The impasse over the construction of the homes had led to work on the project being suspended last Friday, casting doubt over whether they would be completed in time for Christmas.
The site at Baile na Laochra, Poppintree, north Dublin, is the location for construction of the first 22 modular homes, aimed at housing families and alleviating the homelessness crisis.
Under the plan, the homes were to be completed in time for 22 families to settle in before Christmas, with other sites to be completed in 2016 in locations such as Cherry Orchard, Coolock and Darndale, among others.
Issues developed involving a local, one-off-housing co-operative which, it is understood, had placed deposits with a view to moving into houses that could have been built on the same site.
Members of the local co-operative had, reportedly, lodged money with a view to eventually living on the site and, while it is believed some of those involved had come to an agreement with Dublin City Council, it is understood some members had not.
However, in a statement, Dublin City Council yesterday confirmed work would recommence this morning.
“An agreement in principle has been reached with Ó Cualann Housing Co-operative regarding the development of co-operative housing on the remainder of the site,” it said. “We understand that there is an agreement in place between the housing co-operatives involved on how to progress other outstanding issues.”

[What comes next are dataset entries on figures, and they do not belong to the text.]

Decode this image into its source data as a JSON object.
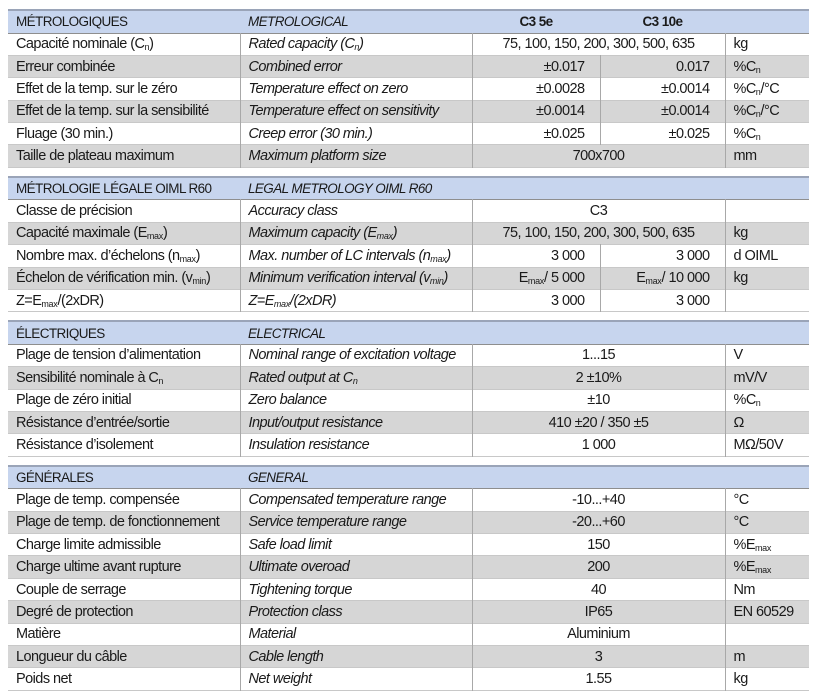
{
  "sections": [
    {
      "title_fr": "MÉTROLOGIQUES",
      "title_en": "METROLOGICAL",
      "models": [
        "C3 5e",
        "C3 10e"
      ],
      "rows": [
        {
          "fr": [
            "Capacité nominale (C",
            {
              "sub": "n"
            },
            ")"
          ],
          "en": [
            "Rated capacity (C",
            {
              "sub": "n"
            },
            ")"
          ],
          "merged": [
            "75, 100, 150, 200, 300, 500, 635"
          ],
          "unit": [
            "kg"
          ]
        },
        {
          "fr": [
            "Erreur combinée"
          ],
          "en": [
            "Combined error"
          ],
          "v1": [
            "±0.017"
          ],
          "v2": [
            "0.017"
          ],
          "unit": [
            "%C",
            {
              "sub": "n"
            }
          ]
        },
        {
          "fr": [
            "Effet de la temp. sur le zéro"
          ],
          "en": [
            "Temperature effect on zero"
          ],
          "v1": [
            "±0.0028"
          ],
          "v2": [
            "±0.0014"
          ],
          "unit": [
            "%C",
            {
              "sub": "n"
            },
            "/°C"
          ]
        },
        {
          "fr": [
            "Effet de la temp. sur la sensibilité"
          ],
          "en": [
            "Temperature effect on sensitivity"
          ],
          "v1": [
            "±0.0014"
          ],
          "v2": [
            "±0.0014"
          ],
          "unit": [
            "%C",
            {
              "sub": "n"
            },
            "/°C"
          ]
        },
        {
          "fr": [
            "Fluage (30 min.)"
          ],
          "en": [
            "Creep error (30 min.)"
          ],
          "v1": [
            "±0.025"
          ],
          "v2": [
            "±0.025"
          ],
          "unit": [
            "%C",
            {
              "sub": "n"
            }
          ]
        },
        {
          "fr": [
            "Taille de plateau maximum"
          ],
          "en": [
            "Maximum platform size"
          ],
          "merged": [
            "700x700"
          ],
          "unit": [
            "mm"
          ]
        }
      ]
    },
    {
      "title_fr": "MÉTROLOGIE LÉGALE OIML R60",
      "title_en": "LEGAL METROLOGY OIML R60",
      "rows": [
        {
          "fr": [
            "Classe de précision"
          ],
          "en": [
            "Accuracy class"
          ],
          "merged": [
            "C3"
          ],
          "unit": [
            ""
          ]
        },
        {
          "fr": [
            "Capacité maximale (E",
            {
              "sub": "max"
            },
            ")"
          ],
          "en": [
            "Maximum capacity (E",
            {
              "sub": "max"
            },
            ")"
          ],
          "merged": [
            "75, 100, 150, 200, 300, 500, 635"
          ],
          "unit": [
            "kg"
          ]
        },
        {
          "fr": [
            "Nombre max. d’échelons (n",
            {
              "sub": "max"
            },
            ")"
          ],
          "en": [
            "Max. number of LC intervals (n",
            {
              "sub": "max"
            },
            ")"
          ],
          "v1": [
            "3 000"
          ],
          "v2": [
            "3 000"
          ],
          "unit": [
            "d OIML"
          ]
        },
        {
          "fr": [
            "Échelon de vérification min. (v",
            {
              "sub": "min"
            },
            ")"
          ],
          "en": [
            "Minimum verification interval (v",
            {
              "sub": "min"
            },
            ")"
          ],
          "v1": [
            "E",
            {
              "sub": "max"
            },
            "/ 5 000"
          ],
          "v2": [
            "E",
            {
              "sub": "max"
            },
            "/ 10 000"
          ],
          "unit": [
            "kg"
          ]
        },
        {
          "fr": [
            "Z=E",
            {
              "sub": "max"
            },
            "/(2xDR)"
          ],
          "en": [
            "Z=E",
            {
              "sub": "max"
            },
            "/(2xDR)"
          ],
          "v1": [
            "3 000"
          ],
          "v2": [
            "3 000"
          ],
          "unit": [
            ""
          ]
        }
      ]
    },
    {
      "title_fr": "ÉLECTRIQUES",
      "title_en": "ELECTRICAL",
      "rows": [
        {
          "fr": [
            "Plage de tension d’alimentation"
          ],
          "en": [
            "Nominal range of excitation voltage"
          ],
          "merged": [
            "1...15"
          ],
          "unit": [
            "V"
          ]
        },
        {
          "fr": [
            "Sensibilité nominale à C",
            {
              "sub": "n"
            }
          ],
          "en": [
            "Rated output at C",
            {
              "sub": "n"
            }
          ],
          "merged": [
            "2 ±10%"
          ],
          "unit": [
            "mV/V"
          ]
        },
        {
          "fr": [
            "Plage de zéro initial"
          ],
          "en": [
            "Zero balance"
          ],
          "merged": [
            "±10"
          ],
          "unit": [
            "%C",
            {
              "sub": "n"
            }
          ]
        },
        {
          "fr": [
            "Résistance d’entrée/sortie"
          ],
          "en": [
            "Input/output resistance"
          ],
          "merged": [
            "410 ±20 / 350 ±5"
          ],
          "unit": [
            "Ω"
          ]
        },
        {
          "fr": [
            "Résistance d’isolement"
          ],
          "en": [
            "Insulation resistance"
          ],
          "merged": [
            "1 000"
          ],
          "unit": [
            "MΩ/50V"
          ]
        }
      ]
    },
    {
      "title_fr": "GÉNÉRALES",
      "title_en": "GENERAL",
      "rows": [
        {
          "fr": [
            "Plage de temp. compensée"
          ],
          "en": [
            "Compensated temperature range"
          ],
          "merged": [
            "-10...+40"
          ],
          "unit": [
            "°C"
          ]
        },
        {
          "fr": [
            "Plage de temp. de fonctionnement"
          ],
          "en": [
            "Service temperature range"
          ],
          "merged": [
            "-20...+60"
          ],
          "unit": [
            "°C"
          ]
        },
        {
          "fr": [
            "Charge limite admissible"
          ],
          "en": [
            "Safe load limit"
          ],
          "merged": [
            "150"
          ],
          "unit": [
            "%E",
            {
              "sub": "max"
            }
          ]
        },
        {
          "fr": [
            "Charge ultime avant rupture"
          ],
          "en": [
            "Ultimate overoad"
          ],
          "merged": [
            "200"
          ],
          "unit": [
            "%E",
            {
              "sub": "max"
            }
          ]
        },
        {
          "fr": [
            "Couple de serrage"
          ],
          "en": [
            "Tightening torque"
          ],
          "merged": [
            "40"
          ],
          "unit": [
            "Nm"
          ]
        },
        {
          "fr": [
            "Degré de protection"
          ],
          "en": [
            "Protection class"
          ],
          "merged": [
            "IP65"
          ],
          "unit": [
            "EN 60529"
          ]
        },
        {
          "fr": [
            "Matière"
          ],
          "en": [
            "Material"
          ],
          "merged": [
            "Aluminium"
          ],
          "unit": [
            ""
          ]
        },
        {
          "fr": [
            "Longueur du câble"
          ],
          "en": [
            "Cable length"
          ],
          "merged": [
            "3"
          ],
          "unit": [
            "m"
          ]
        },
        {
          "fr": [
            "Poids net"
          ],
          "en": [
            "Net weight"
          ],
          "merged": [
            "1.55"
          ],
          "unit": [
            "kg"
          ]
        }
      ]
    }
  ]
}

It is believed the council is still aiming to have the project completed in time for the families to move in before Christmas, even though a number of days on site were lost as a result of the protest action.
The need for the modular homes to be completed on time was among the issues raised by Mike Allen, director of advocacy at Focus Ireland, in an interview yesterday in which he also said the number of rough sleepers in Dublin was likely to show a significant decrease.
He told RTÉ’s Morning Ireland that a count, conducted in Dublin earlier this week, was likely to show around 60 people still sleeping rough, which represents a reduction in the typical number, due to the availability of 100 new beds in the city as part of the cold-weather initiative.
While the official figures will not be available for some time, Mr Allen welcomed the news of fewer people sleeping on the streets.
He said, however, that, a year after the death of Jonathan Corrie just yards from Leinster House, the “biggest issue” was that the number of families becoming homeless had doubled for the second consecutive year.
He said initiatives such as Housing First had been successful, but were being held back by a lack of access to housing stock.
Mr Allen also said the Government had “not done everything in its power” to tackle the housing crisis.
As for the Poppintree situation, he said: “Those protesters should not be blocking this. For those 22 families, this is going to make a big difference.”